Новелла о доне Сандальо, игроке в шахматы
Новелла о доне Сандальо, игроке в шахматы читать книгу онлайн
Ни один вид спорта не привлекал к себе такого пристального внимания мастеров слова, как шахматы.
Внимание! Книга может содержать контент только для совершеннолетних. Для несовершеннолетних чтение данного контента СТРОГО ЗАПРЕЩЕНО! Если в книге присутствует наличие пропаганды ЛГБТ и другого, запрещенного контента - просьба написать на почту [email protected] для удаления материала
Мигель де Унамуно
Новелла о доне Сандальо,
игроке в шахматы.
Alors une faculte pitojable se developpa dans leur esprit, celle de voir la betise et de ne plus la tolerer.
G. Flaubert «Bouvard et Pecuchet». [1]
Пролог
Недавно я получил письмо от читателя, мне неизвестного, а вскоре им были присланы копии выдержек из писем его приятеля, с которым он вел переписку; в них приятель рассказывал ему о знакомстве с неким доном Сандальо и подробно описывал своего нового знакомца.

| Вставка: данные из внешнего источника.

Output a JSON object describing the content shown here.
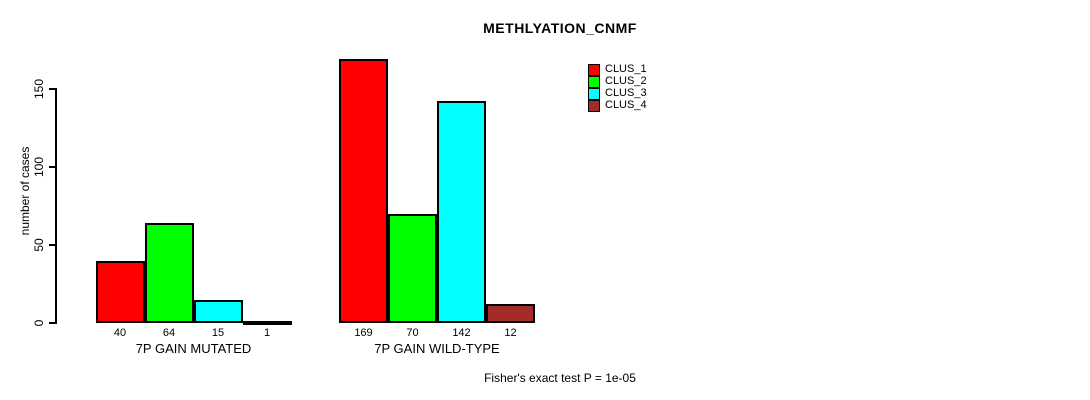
{
  "chart_data": {
    "type": "bar",
    "title": "METHLYATION_CNMF",
    "ylabel": "number of cases",
    "xlabel": "",
    "ylim": [
      0,
      175
    ],
    "yticks": [
      0,
      50,
      100,
      150
    ],
    "grid": false,
    "legend_position": "top-right",
    "categories": [
      "7P GAIN MUTATED",
      "7P GAIN WILD-TYPE"
    ],
    "series": [
      {
        "name": "CLUS_1",
        "color": "#FF0000",
        "values": [
          40,
          169
        ]
      },
      {
        "name": "CLUS_2",
        "color": "#00FF00",
        "values": [
          64,
          70
        ]
      },
      {
        "name": "CLUS_3",
        "color": "#00FFFF",
        "values": [
          15,
          142
        ]
      },
      {
        "name": "CLUS_4",
        "color": "#A52A2A",
        "values": [
          1,
          12
        ]
      }
    ],
    "bar_value_labels_shown": true,
    "annotation": "Fisher's exact test P = 1e-05"
  }
}
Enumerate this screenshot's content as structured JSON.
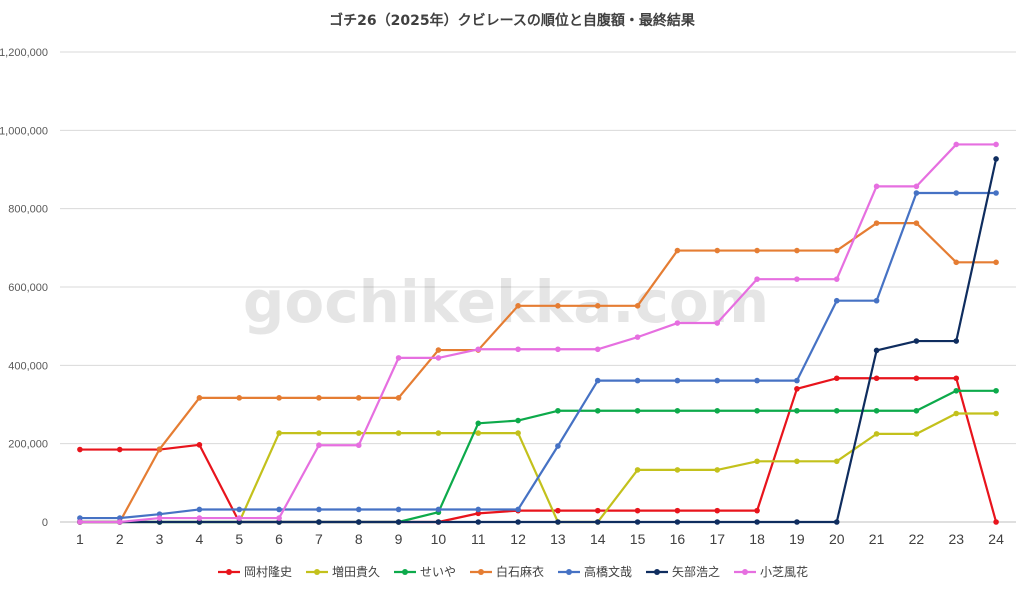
{
  "chart_data": {
    "type": "line",
    "title": "ゴチ26（2025年）クビレースの順位と自腹額・最終結果",
    "watermark": "gochikekka.com",
    "xlabel": "",
    "ylabel": "",
    "x": [
      1,
      2,
      3,
      4,
      5,
      6,
      7,
      8,
      9,
      10,
      11,
      12,
      13,
      14,
      15,
      16,
      17,
      18,
      19,
      20,
      21,
      22,
      23,
      24
    ],
    "ylim": [
      0,
      1200000
    ],
    "yticks": [
      0,
      200000,
      400000,
      600000,
      800000,
      1000000,
      1200000
    ],
    "ytick_labels": [
      "0",
      "200,000",
      "400,000",
      "600,000",
      "800,000",
      "1,000,000",
      "1,200,000"
    ],
    "xtick_labels": [
      "1",
      "2",
      "3",
      "4",
      "5",
      "6",
      "7",
      "8",
      "9",
      "10",
      "11",
      "12",
      "13",
      "14",
      "15",
      "16",
      "17",
      "18",
      "19",
      "20",
      "21",
      "22",
      "23",
      "24"
    ],
    "grid": true,
    "legend_position": "bottom",
    "series": [
      {
        "name": "岡村隆史",
        "color": "#e8141c",
        "values": [
          185000,
          185000,
          185000,
          197000,
          0,
          0,
          0,
          0,
          0,
          0,
          22000,
          29000,
          29000,
          29000,
          29000,
          29000,
          29000,
          29000,
          340000,
          367000,
          367000,
          367000,
          367000,
          0
        ]
      },
      {
        "name": "増田貴久",
        "color": "#c3c11c",
        "values": [
          0,
          0,
          0,
          0,
          0,
          227000,
          227000,
          227000,
          227000,
          227000,
          227000,
          227000,
          0,
          0,
          133000,
          133000,
          133000,
          155000,
          155000,
          155000,
          225000,
          225000,
          277000,
          277000
        ]
      },
      {
        "name": "せいや",
        "color": "#0daa4b",
        "values": [
          0,
          0,
          0,
          0,
          0,
          0,
          0,
          0,
          0,
          25000,
          252000,
          259000,
          284000,
          284000,
          284000,
          284000,
          284000,
          284000,
          284000,
          284000,
          284000,
          284000,
          335000,
          335000
        ]
      },
      {
        "name": "白石麻衣",
        "color": "#e57d33",
        "values": [
          0,
          0,
          186000,
          317000,
          317000,
          317000,
          317000,
          317000,
          317000,
          439000,
          439000,
          552000,
          552000,
          552000,
          552000,
          693000,
          693000,
          693000,
          693000,
          693000,
          763000,
          763000,
          663000,
          663000
        ]
      },
      {
        "name": "高橋文哉",
        "color": "#4672c4",
        "values": [
          10000,
          10000,
          20000,
          32000,
          32000,
          32000,
          32000,
          32000,
          32000,
          32000,
          32000,
          32000,
          194000,
          361000,
          361000,
          361000,
          361000,
          361000,
          361000,
          565000,
          565000,
          840000,
          840000,
          840000
        ]
      },
      {
        "name": "矢部浩之",
        "color": "#0f2d5f",
        "values": [
          0,
          0,
          0,
          0,
          0,
          0,
          0,
          0,
          0,
          0,
          0,
          0,
          0,
          0,
          0,
          0,
          0,
          0,
          0,
          0,
          438000,
          462000,
          462000,
          927000
        ]
      },
      {
        "name": "小芝風花",
        "color": "#e66fe0",
        "values": [
          0,
          0,
          10000,
          10000,
          10000,
          10000,
          196000,
          196000,
          419000,
          419000,
          441000,
          441000,
          441000,
          441000,
          472000,
          508000,
          508000,
          620000,
          620000,
          620000,
          857000,
          857000,
          964000,
          964000
        ]
      }
    ]
  }
}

«Я знаю, — писал мне мой читатель, — что вы вечно в поисках тем и сюжетов для ваших новелл, или нивол, полагаю, что вы найдете нечто полезное для вас в письмах, которые я вам посылаю. Я зачеркнул, как вы увидите, название места, где развертывались описываемые события; если же вы хотите знать, когда они происходили, то могу лишь сказать, что все это относится к осени и зиме 1910 года. Я знаю, что вы не из тех, кто озабочен необходимостью привязывать факты к определенному месту и времени, и, вероятно, вы правы».
Его письмо на этом не кончалось, но я хочу закончить на этом, ибо пролог, как и аперитив, не должен слишком затягиваться.
I
31 августа 1910 года
Я уже здесь, дорогой Фелипе, в этом тихом прибрежном уголке, у подножия горы, смотрящей в море; здесь, где никто не знает меня и где я, благодарение богу, не знаю никого. Я приехал сюда, как тебе известно, спасаясь от общества так называемых ближних или себе подобных, ища товарищества морских волн и листвы, которая скоро облетит и волнами покатится по земле.

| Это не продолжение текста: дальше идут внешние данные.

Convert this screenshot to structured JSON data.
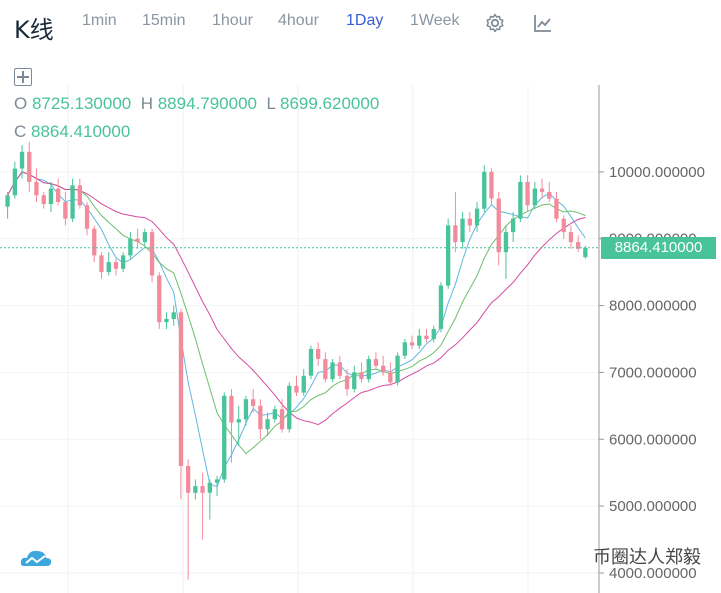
{
  "toolbar": {
    "title": "K线",
    "intervals": [
      "1min",
      "15min",
      "1hour",
      "4hour",
      "1Day",
      "1Week"
    ],
    "active_interval": "1Day",
    "icons": [
      "gear-icon",
      "line-chart-icon"
    ]
  },
  "ohlc": {
    "o_label": "O",
    "o_value": "8725.130000",
    "h_label": "H",
    "h_value": "8894.790000",
    "l_label": "L",
    "l_value": "8699.620000",
    "c_label": "C",
    "c_value": "8864.410000"
  },
  "last_price_tag": "8864.410000",
  "watermark": "币圈达人郑毅",
  "colors": {
    "up": "#49c39a",
    "down": "#f28b9c",
    "ma1": "#60b7e0",
    "ma2": "#6cbf6c",
    "ma3": "#d54ba0",
    "axis": "#999999",
    "grid": "#f0f2f4"
  },
  "chart_data": {
    "type": "candlestick",
    "y_axis_ticks": [
      "4000.000000",
      "5000.000000",
      "6000.000000",
      "7000.000000",
      "8000.000000",
      "9000.000000",
      "10000.000000"
    ],
    "ylim": [
      3700,
      11300
    ],
    "last_price": 8864.41,
    "candles": [
      {
        "o": 9480,
        "h": 9700,
        "l": 9300,
        "c": 9650
      },
      {
        "o": 9650,
        "h": 10150,
        "l": 9600,
        "c": 10050
      },
      {
        "o": 10050,
        "h": 10400,
        "l": 9900,
        "c": 10300
      },
      {
        "o": 10300,
        "h": 10450,
        "l": 9700,
        "c": 9850
      },
      {
        "o": 9850,
        "h": 10050,
        "l": 9550,
        "c": 9650
      },
      {
        "o": 9650,
        "h": 9700,
        "l": 9450,
        "c": 9520
      },
      {
        "o": 9520,
        "h": 9850,
        "l": 9400,
        "c": 9750
      },
      {
        "o": 9750,
        "h": 9900,
        "l": 9500,
        "c": 9550
      },
      {
        "o": 9550,
        "h": 9700,
        "l": 9200,
        "c": 9300
      },
      {
        "o": 9300,
        "h": 9900,
        "l": 9250,
        "c": 9800
      },
      {
        "o": 9800,
        "h": 9900,
        "l": 9450,
        "c": 9500
      },
      {
        "o": 9500,
        "h": 9550,
        "l": 9050,
        "c": 9150
      },
      {
        "o": 9150,
        "h": 9200,
        "l": 8650,
        "c": 8750
      },
      {
        "o": 8750,
        "h": 8800,
        "l": 8400,
        "c": 8500
      },
      {
        "o": 8500,
        "h": 8800,
        "l": 8450,
        "c": 8650
      },
      {
        "o": 8650,
        "h": 8700,
        "l": 8450,
        "c": 8550
      },
      {
        "o": 8550,
        "h": 8800,
        "l": 8500,
        "c": 8750
      },
      {
        "o": 8750,
        "h": 9100,
        "l": 8700,
        "c": 9000
      },
      {
        "o": 9000,
        "h": 9150,
        "l": 8850,
        "c": 8950
      },
      {
        "o": 8950,
        "h": 9150,
        "l": 8900,
        "c": 9100
      },
      {
        "o": 9100,
        "h": 9150,
        "l": 8350,
        "c": 8450
      },
      {
        "o": 8450,
        "h": 8500,
        "l": 7650,
        "c": 7750
      },
      {
        "o": 7750,
        "h": 7900,
        "l": 7650,
        "c": 7800
      },
      {
        "o": 7800,
        "h": 8000,
        "l": 7700,
        "c": 7900
      },
      {
        "o": 7900,
        "h": 7950,
        "l": 5100,
        "c": 5600
      },
      {
        "o": 5600,
        "h": 5700,
        "l": 3900,
        "c": 5200
      },
      {
        "o": 5200,
        "h": 5400,
        "l": 5100,
        "c": 5300
      },
      {
        "o": 5300,
        "h": 5500,
        "l": 4500,
        "c": 5200
      },
      {
        "o": 5200,
        "h": 5400,
        "l": 4800,
        "c": 5350
      },
      {
        "o": 5350,
        "h": 5450,
        "l": 5150,
        "c": 5400
      },
      {
        "o": 5400,
        "h": 6700,
        "l": 5350,
        "c": 6650
      },
      {
        "o": 6650,
        "h": 6750,
        "l": 5650,
        "c": 6250
      },
      {
        "o": 6250,
        "h": 6500,
        "l": 5900,
        "c": 6300
      },
      {
        "o": 6300,
        "h": 6650,
        "l": 6200,
        "c": 6600
      },
      {
        "o": 6600,
        "h": 6750,
        "l": 6400,
        "c": 6500
      },
      {
        "o": 6500,
        "h": 6600,
        "l": 6000,
        "c": 6150
      },
      {
        "o": 6150,
        "h": 6400,
        "l": 6050,
        "c": 6300
      },
      {
        "o": 6300,
        "h": 6500,
        "l": 6250,
        "c": 6450
      },
      {
        "o": 6450,
        "h": 6600,
        "l": 6100,
        "c": 6150
      },
      {
        "o": 6150,
        "h": 6850,
        "l": 6100,
        "c": 6800
      },
      {
        "o": 6800,
        "h": 6950,
        "l": 6650,
        "c": 6700
      },
      {
        "o": 6700,
        "h": 7050,
        "l": 6650,
        "c": 6950
      },
      {
        "o": 6950,
        "h": 7400,
        "l": 6900,
        "c": 7350
      },
      {
        "o": 7350,
        "h": 7450,
        "l": 7100,
        "c": 7200
      },
      {
        "o": 7200,
        "h": 7300,
        "l": 6850,
        "c": 6900
      },
      {
        "o": 6900,
        "h": 7200,
        "l": 6850,
        "c": 7150
      },
      {
        "o": 7150,
        "h": 7250,
        "l": 6900,
        "c": 6950
      },
      {
        "o": 6950,
        "h": 7050,
        "l": 6650,
        "c": 6750
      },
      {
        "o": 6750,
        "h": 7100,
        "l": 6700,
        "c": 7000
      },
      {
        "o": 7000,
        "h": 7150,
        "l": 6850,
        "c": 6900
      },
      {
        "o": 6900,
        "h": 7250,
        "l": 6850,
        "c": 7200
      },
      {
        "o": 7200,
        "h": 7300,
        "l": 7050,
        "c": 7100
      },
      {
        "o": 7100,
        "h": 7250,
        "l": 6950,
        "c": 7000
      },
      {
        "o": 7000,
        "h": 7150,
        "l": 6800,
        "c": 6850
      },
      {
        "o": 6850,
        "h": 7300,
        "l": 6800,
        "c": 7250
      },
      {
        "o": 7250,
        "h": 7500,
        "l": 7200,
        "c": 7450
      },
      {
        "o": 7450,
        "h": 7550,
        "l": 7350,
        "c": 7400
      },
      {
        "o": 7400,
        "h": 7650,
        "l": 7350,
        "c": 7550
      },
      {
        "o": 7550,
        "h": 7650,
        "l": 7450,
        "c": 7500
      },
      {
        "o": 7500,
        "h": 7700,
        "l": 7450,
        "c": 7650
      },
      {
        "o": 7650,
        "h": 8350,
        "l": 7600,
        "c": 8300
      },
      {
        "o": 8300,
        "h": 9300,
        "l": 8250,
        "c": 9200
      },
      {
        "o": 9200,
        "h": 9700,
        "l": 8800,
        "c": 8950
      },
      {
        "o": 8950,
        "h": 9400,
        "l": 8850,
        "c": 9300
      },
      {
        "o": 9300,
        "h": 9400,
        "l": 9100,
        "c": 9200
      },
      {
        "o": 9200,
        "h": 9550,
        "l": 9100,
        "c": 9450
      },
      {
        "o": 9450,
        "h": 10100,
        "l": 9400,
        "c": 10000
      },
      {
        "o": 10000,
        "h": 10050,
        "l": 9500,
        "c": 9600
      },
      {
        "o": 9600,
        "h": 9700,
        "l": 8600,
        "c": 8800
      },
      {
        "o": 8800,
        "h": 9200,
        "l": 8400,
        "c": 9100
      },
      {
        "o": 9100,
        "h": 9400,
        "l": 8950,
        "c": 9300
      },
      {
        "o": 9300,
        "h": 9950,
        "l": 9250,
        "c": 9850
      },
      {
        "o": 9850,
        "h": 9950,
        "l": 9400,
        "c": 9500
      },
      {
        "o": 9500,
        "h": 9850,
        "l": 9450,
        "c": 9750
      },
      {
        "o": 9750,
        "h": 9900,
        "l": 9600,
        "c": 9700
      },
      {
        "o": 9700,
        "h": 9850,
        "l": 9550,
        "c": 9600
      },
      {
        "o": 9600,
        "h": 9700,
        "l": 9250,
        "c": 9300
      },
      {
        "o": 9300,
        "h": 9350,
        "l": 9000,
        "c": 9100
      },
      {
        "o": 9100,
        "h": 9200,
        "l": 8850,
        "c": 8950
      },
      {
        "o": 8950,
        "h": 9050,
        "l": 8800,
        "c": 8850
      },
      {
        "o": 8725,
        "h": 8895,
        "l": 8700,
        "c": 8864
      }
    ]
  }
}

Меня охватил, как ты уже знаешь, новый приступ мизантропии, или, вернее сказать, антропофобии, ибо людей я не столько ненавижу, сколько боюсь. И во мне растет то самое, достойное сожаления, свойство, которое, как это описано у Флобера, овладело душами Бувара и Пекюше, свойство видеть человеческую глупость и не переносить ее. Хотя для меня это означает не столько видеть ее, сколько слышать; не видеть глупость — betise, — а слушать глупости, которыми день за днем разражаются молодые и старые, дураки и умники. Причем те, кто ходит в умниках, они-то и делают, и говорят особенно много глупостей. Предвижу, однако, что ты загонишь меня в угол моими же собственными словами, много раз слышанными тобою из моих уст, о том, что дурак из дураков тот, кто за всю жизнь не совершит и не скажет ни одной глупости.

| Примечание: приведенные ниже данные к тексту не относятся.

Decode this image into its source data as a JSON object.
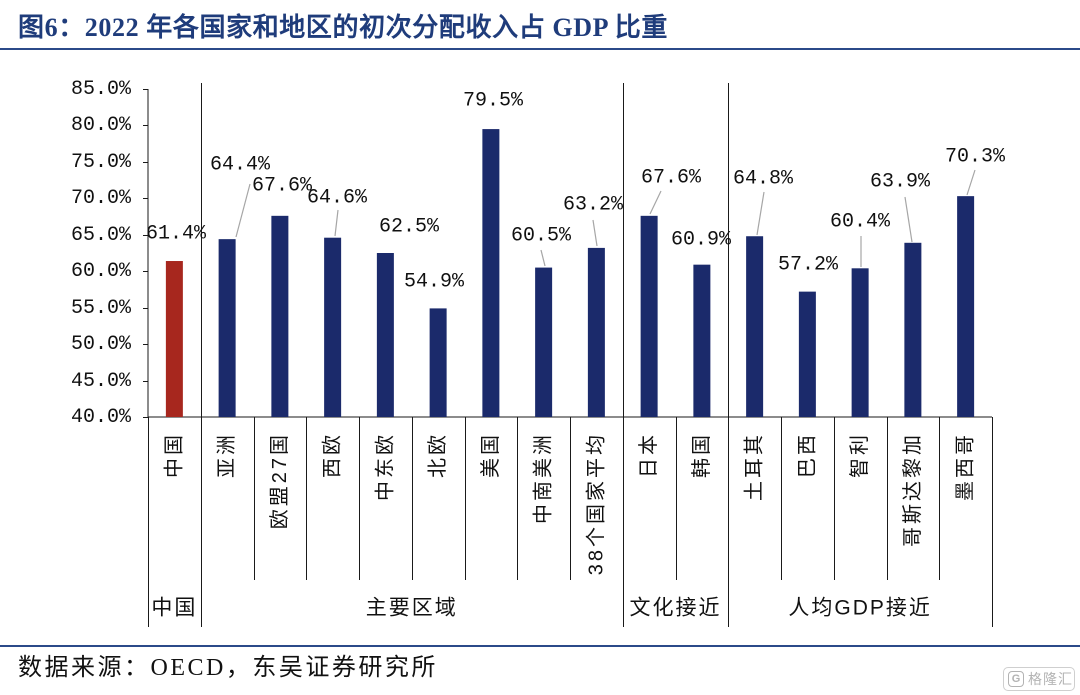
{
  "footer": {
    "source": "数据来源：OECD，东吴证券研究所"
  },
  "watermark": {
    "mark": "G",
    "text": "格隆汇"
  },
  "colors": {
    "title": "#1f3c7b",
    "rule": "#2b4a89",
    "bar": "#1b2a6b",
    "highlight_bar": "#a7271e",
    "leader_line": "#a6a6a6",
    "axis": "#1a1a1a"
  },
  "chart_data": {
    "type": "bar",
    "title": "图6：2022 年各国家和地区的初次分配收入占 GDP 比重",
    "categories": [
      "中国",
      "亚洲",
      "欧盟27国",
      "西欧",
      "中东欧",
      "北欧",
      "美国",
      "中南美洲",
      "38个国家平均",
      "日本",
      "韩国",
      "土耳其",
      "巴西",
      "智利",
      "哥斯达黎加",
      "墨西哥"
    ],
    "values": [
      61.4,
      64.4,
      67.6,
      64.6,
      62.5,
      54.9,
      79.5,
      60.5,
      63.2,
      67.6,
      60.9,
      64.8,
      57.2,
      60.4,
      63.9,
      70.3
    ],
    "value_labels": [
      "61.4%",
      "64.4%",
      "67.6%",
      "64.6%",
      "62.5%",
      "54.9%",
      "79.5%",
      "60.5%",
      "63.2%",
      "67.6%",
      "60.9%",
      "64.8%",
      "57.2%",
      "60.4%",
      "63.9%",
      "70.3%"
    ],
    "highlight_index": 0,
    "groups": [
      {
        "name": "中国",
        "count": 1
      },
      {
        "name": "主要区域",
        "count": 8
      },
      {
        "name": "文化接近",
        "count": 2
      },
      {
        "name": "人均GDP接近",
        "count": 5
      }
    ],
    "ylim": [
      40,
      85
    ],
    "yticks": [
      40,
      45,
      50,
      55,
      60,
      65,
      70,
      75,
      80,
      85
    ],
    "ytick_labels": [
      "40.0%",
      "45.0%",
      "50.0%",
      "55.0%",
      "60.0%",
      "65.0%",
      "70.0%",
      "75.0%",
      "80.0%",
      "85.0%"
    ],
    "grid": false,
    "legend": "none"
  }
}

Здесь же я понемногу превращаюсь, несмотря на присутствие человеческих теней, время от времени попадающихся мне на дороге, в Робинзона Крузо, в отшельника. Помнишь, как мы с тобой читали тот приводящий в трепет пассаж про Робинзона, когда он, направляясь однажды к своей лодке, вдруг в изумлении обнаружил на прибрежном песке след босой человеческой ноги? Он замер, словно ослепленный, словно пораженный молнией — thunderstruck, — как будто перед ним возникло привидение. Прислушался, огляделся, но ничего не услышал и не увидел. Обежал весь берег — никого! И ничего, кроме отпечатка ноги, пальцев, пятки — всей ступни, как она есть. И Робинзон, подстегиваемый беспредельным ужасом, повернул к пещере, к своему укрепленному убежищу, оборачиваясь каждые два-три шага и шарахаясь от деревьев и кустов, — ведь издали в каждом стволе ему чудился человек, полный коварства и злобных умыслов.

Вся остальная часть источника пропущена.